From a young age, culture dictates to us that food means love. We show our affection for people by feeding them. We get together with people we care about for meals and celebrations. When we express our care during an illness or after a family member’s death, we send a casserole–at least here in Iowa. In Minnesota, you’d call it a hot plate.
We show love by pushing food at people. When we don’t know what to say, we bake a cake. In my case, that’s a cheesecake. It’s the only type of cake I know how to make from scratch.
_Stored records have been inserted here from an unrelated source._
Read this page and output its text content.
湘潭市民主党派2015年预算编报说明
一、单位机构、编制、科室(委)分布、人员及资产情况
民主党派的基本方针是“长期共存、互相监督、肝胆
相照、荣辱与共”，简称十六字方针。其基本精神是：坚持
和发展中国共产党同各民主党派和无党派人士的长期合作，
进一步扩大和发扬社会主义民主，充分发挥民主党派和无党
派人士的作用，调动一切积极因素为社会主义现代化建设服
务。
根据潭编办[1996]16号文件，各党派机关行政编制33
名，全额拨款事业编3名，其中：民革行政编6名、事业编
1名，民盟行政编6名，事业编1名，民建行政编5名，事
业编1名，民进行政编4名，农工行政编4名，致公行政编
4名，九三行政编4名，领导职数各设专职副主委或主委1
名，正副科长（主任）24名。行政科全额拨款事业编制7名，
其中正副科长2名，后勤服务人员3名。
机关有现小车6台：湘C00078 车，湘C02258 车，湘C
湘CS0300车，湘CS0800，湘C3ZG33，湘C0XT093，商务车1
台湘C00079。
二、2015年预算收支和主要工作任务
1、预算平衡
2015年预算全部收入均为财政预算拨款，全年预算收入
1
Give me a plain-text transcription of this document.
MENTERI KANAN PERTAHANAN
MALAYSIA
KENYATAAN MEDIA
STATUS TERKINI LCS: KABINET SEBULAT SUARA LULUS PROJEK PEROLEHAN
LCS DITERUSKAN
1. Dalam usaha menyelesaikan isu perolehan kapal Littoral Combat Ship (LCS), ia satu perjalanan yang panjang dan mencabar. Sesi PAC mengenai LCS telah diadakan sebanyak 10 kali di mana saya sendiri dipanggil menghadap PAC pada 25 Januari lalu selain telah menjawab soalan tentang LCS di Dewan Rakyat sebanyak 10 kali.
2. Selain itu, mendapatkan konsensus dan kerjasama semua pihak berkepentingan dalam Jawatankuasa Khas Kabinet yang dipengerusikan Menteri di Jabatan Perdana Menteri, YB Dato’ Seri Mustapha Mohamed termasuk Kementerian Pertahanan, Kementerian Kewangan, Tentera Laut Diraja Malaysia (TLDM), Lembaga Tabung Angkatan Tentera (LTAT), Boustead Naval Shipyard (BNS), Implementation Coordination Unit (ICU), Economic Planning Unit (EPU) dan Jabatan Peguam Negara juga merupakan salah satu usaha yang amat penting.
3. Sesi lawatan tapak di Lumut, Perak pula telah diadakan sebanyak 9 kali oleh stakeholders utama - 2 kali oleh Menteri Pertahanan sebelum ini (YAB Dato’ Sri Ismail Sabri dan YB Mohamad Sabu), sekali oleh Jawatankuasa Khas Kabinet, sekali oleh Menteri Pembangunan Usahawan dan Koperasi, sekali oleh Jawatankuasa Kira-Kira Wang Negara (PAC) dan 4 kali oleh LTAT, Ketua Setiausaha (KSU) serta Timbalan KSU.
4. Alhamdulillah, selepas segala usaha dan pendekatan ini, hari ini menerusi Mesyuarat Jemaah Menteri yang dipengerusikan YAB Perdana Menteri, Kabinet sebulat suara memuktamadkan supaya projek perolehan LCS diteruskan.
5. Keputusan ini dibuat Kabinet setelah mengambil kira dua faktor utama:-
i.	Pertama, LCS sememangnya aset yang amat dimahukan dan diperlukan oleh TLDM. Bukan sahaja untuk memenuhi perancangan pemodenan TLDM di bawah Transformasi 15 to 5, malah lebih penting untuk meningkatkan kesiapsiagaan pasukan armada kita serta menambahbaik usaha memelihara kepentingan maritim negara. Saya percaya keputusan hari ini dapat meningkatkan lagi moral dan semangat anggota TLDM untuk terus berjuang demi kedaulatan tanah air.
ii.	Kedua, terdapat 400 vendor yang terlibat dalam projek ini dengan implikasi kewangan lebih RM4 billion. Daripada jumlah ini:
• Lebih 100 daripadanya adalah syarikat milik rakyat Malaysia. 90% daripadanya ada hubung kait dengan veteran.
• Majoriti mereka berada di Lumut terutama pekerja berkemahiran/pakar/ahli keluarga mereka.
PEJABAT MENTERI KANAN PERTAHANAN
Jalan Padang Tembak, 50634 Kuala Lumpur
Unfortunately, we often have to let go of that definition of love with dementia. We have to accept changes in food preferences…and, in the end, we have to accept (reluctantly) that person no longer needs food in the way that they once did.
Hospices will discourage families from forcing a loved one at the end of life to eat. In my experience, this can be challenging for families. How can you not feed someone you love?
In summary, dementia impacts appetite. It can impact food preferences. It can impact swallowing and the fine motor skills required to feed one’s self.
Many of us still think of dementia as just memory loss.